University of Michigan School of Information
Can algorithms bring us closer together?

Tuesday, 04/22/2025
By Noor HindiOften built on outrage and clickbait, social media can fuel misinformation and further entrench divisions between users on opposite political spectrums.
But what if these platforms could help us bridge divides? University of Michigan School of Information professor Paul Resnick, an expert on social media and machine learning, says we may be able to use algorithms to foster understanding instead of polarization.
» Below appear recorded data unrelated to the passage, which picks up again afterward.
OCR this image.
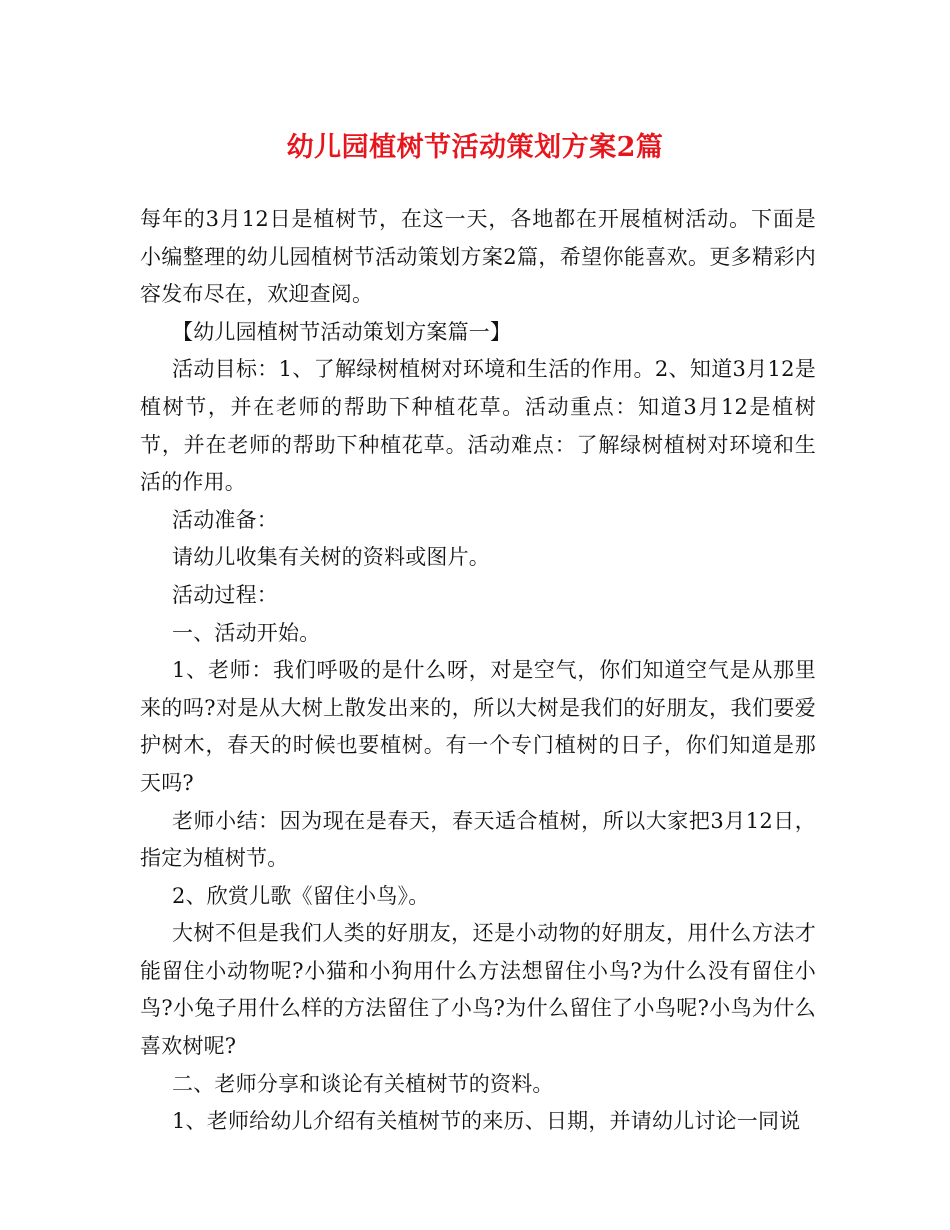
幼儿园植树节活动策划方案2篇

每年的3月12日是植树节，在这一天，各地都在开展植树活动。下面是小编整理的幼儿园植树节活动策划方案2篇，希望你能喜欢。更多精彩内容发布尽在，欢迎查阅。

【幼儿园植树节活动策划方案篇一】

活动目标：1、了解绿树植树对环境和生活的作用。2、知道3月12是植树节，并在老师的帮助下种植花草。活动重点：知道3月12是植树节，并在老师的帮助下种植花草。活动难点：了解绿树植树对环境和生活的作用。

活动准备：

请幼儿收集有关树的资料或图片。

活动过程：

一、活动开始。

1、老师：我们呼吸的是什么呀，对是空气，你们知道空气是从那里来的吗?对是从大树上散发出来的，所以大树是我们的好朋友，我们要爱护树木，春天的时候也要植树。有一个专门植树的日子，你们知道是那天吗?

老师小结：因为现在是春天，春天适合植树，所以大家把3月12日，指定为植树节。

2、欣赏儿歌《留住小鸟》。

大树不但是我们人类的好朋友，还是小动物的好朋友，用什么方法才能留住小动物呢?小猫和小狗用什么方法想留住小鸟?为什么没有留住小鸟?小兔子用什么样的方法留住了小鸟?为什么留住了小鸟呢?小鸟为什么喜欢树呢?

二、老师分享和谈论有关植树节的资料。

1、老师给幼儿介绍有关植树节的来历、日期，并请幼儿讨论一同说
“I think what we have to do is accept that yes, the outrageous stuff is engaging, and the stuff that makes our blood boil is engaging, but that might not be the only thing that engages us,” he says. “If you had an algorithm that could identify the pearls of wisdom someone I don’t agree with has, and some of the things that they’re seeing that I don’t see, I think some of those things are things that I would also engage with and not in quite such a negative way. That’s the hope.”
Currently a 2024/2025 visiting scholar at the Institute for Rebooting Social Media at Harvard University’s Berkman Klein Center for Internet & Society, Resnick is looking at the effectiveness of X’s community notes tool. The feature allows users to add context to potentially misleading posts, and shows up when enough contributors from different points of view rate that note as helpful.
“It comes back to the civic broccoli idea,” Resnick says. “Can we make connecting and bridging across these ideological differences be ice cream instead of broccoli?”